The members of BTS, on the other hand, frequently write their own lyrics and songs—and sometimes things get heavy. “They’re writing about quote-unquote ‘the travails of youth,’” explains Cho. “They’re addressing a post-recession generation and saying a lot about how hard it is to get established or move in the world as an adult when you can’t find a job.” They have also spoken up about the need for more openness about mental-health struggles. It’s not your classic boy-band fodder, and it’s not the only way they are rewriting the narrative. “They’re affectionate toward one another, which is not something you see men do a lot in pop culture,” says Cho, who thinks this depiction of intimate male friendship is a draw for fans, whether they see it as homoerotic or not. “It’s the opposite of this toxic masculinity that you find in a lot of online spaces.”
That’s something that appeals to Leo Tapel, a twentysomething Torontonian and devoted member of the BTS Army. Tapel also appreciates the band’s decision to make some of their songs gender neutral. “It gives me—as someone in the LGBTQ+ community—a sense of belonging,” he says, adding that even the band’s fashion is subversive. “Have you seen the makeup, chokers and earrings that they wear? Talk about breaking gender stereotypes and redefining masculinity.”

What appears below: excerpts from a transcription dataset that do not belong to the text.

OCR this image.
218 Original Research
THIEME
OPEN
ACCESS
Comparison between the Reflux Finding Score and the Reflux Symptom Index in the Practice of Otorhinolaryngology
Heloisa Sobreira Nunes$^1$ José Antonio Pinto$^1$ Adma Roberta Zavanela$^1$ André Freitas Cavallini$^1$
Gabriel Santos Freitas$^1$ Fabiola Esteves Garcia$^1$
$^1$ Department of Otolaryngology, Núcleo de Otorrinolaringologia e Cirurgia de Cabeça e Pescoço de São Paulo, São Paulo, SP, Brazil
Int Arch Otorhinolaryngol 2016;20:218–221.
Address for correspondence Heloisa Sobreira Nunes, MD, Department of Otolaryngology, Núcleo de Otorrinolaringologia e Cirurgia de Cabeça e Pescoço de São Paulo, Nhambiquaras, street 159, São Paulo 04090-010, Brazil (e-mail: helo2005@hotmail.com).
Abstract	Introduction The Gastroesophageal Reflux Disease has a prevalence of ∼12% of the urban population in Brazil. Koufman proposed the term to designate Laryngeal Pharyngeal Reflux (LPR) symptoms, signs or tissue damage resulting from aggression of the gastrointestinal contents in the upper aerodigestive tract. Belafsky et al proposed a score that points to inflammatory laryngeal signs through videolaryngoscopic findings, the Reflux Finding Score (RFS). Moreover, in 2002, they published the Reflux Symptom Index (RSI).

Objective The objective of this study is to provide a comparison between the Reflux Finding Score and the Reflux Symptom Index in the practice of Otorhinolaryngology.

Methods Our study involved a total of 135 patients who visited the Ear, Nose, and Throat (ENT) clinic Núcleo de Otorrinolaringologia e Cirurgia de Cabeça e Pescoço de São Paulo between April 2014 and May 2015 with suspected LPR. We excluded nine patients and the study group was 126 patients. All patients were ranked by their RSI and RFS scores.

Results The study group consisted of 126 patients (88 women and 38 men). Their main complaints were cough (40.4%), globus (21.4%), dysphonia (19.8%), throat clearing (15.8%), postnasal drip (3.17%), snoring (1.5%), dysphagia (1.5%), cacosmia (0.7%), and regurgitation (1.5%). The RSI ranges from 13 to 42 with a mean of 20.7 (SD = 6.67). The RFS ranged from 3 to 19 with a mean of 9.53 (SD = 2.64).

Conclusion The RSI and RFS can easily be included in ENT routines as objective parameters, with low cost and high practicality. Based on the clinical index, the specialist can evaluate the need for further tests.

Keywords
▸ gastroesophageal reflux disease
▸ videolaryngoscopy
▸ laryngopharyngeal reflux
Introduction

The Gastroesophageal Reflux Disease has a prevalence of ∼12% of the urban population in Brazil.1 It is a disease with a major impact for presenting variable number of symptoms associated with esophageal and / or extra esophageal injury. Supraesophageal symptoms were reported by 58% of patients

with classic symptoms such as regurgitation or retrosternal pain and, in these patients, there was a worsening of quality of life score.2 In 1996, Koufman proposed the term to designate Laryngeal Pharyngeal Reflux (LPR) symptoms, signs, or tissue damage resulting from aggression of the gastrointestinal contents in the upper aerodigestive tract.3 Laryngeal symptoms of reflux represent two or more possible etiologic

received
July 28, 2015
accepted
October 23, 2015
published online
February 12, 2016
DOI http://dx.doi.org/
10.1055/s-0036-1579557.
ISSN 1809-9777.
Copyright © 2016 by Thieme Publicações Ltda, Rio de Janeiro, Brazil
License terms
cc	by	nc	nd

All this begs the question: What will the next decade of boy bands bring? When the fifth wave comes (and BTS, we pray, are not singing out their days in a Vegas residency), one hopes that the changes they’ve heralded—inclusivity, vulnerability—will no longer be newsworthy. One thing that hasn’t changed from the boy-band days of yore? Tickets for BTS’ tour this fall instantly sold out…and you’re the only one of your friends not going, just like with NKOTB in 1990.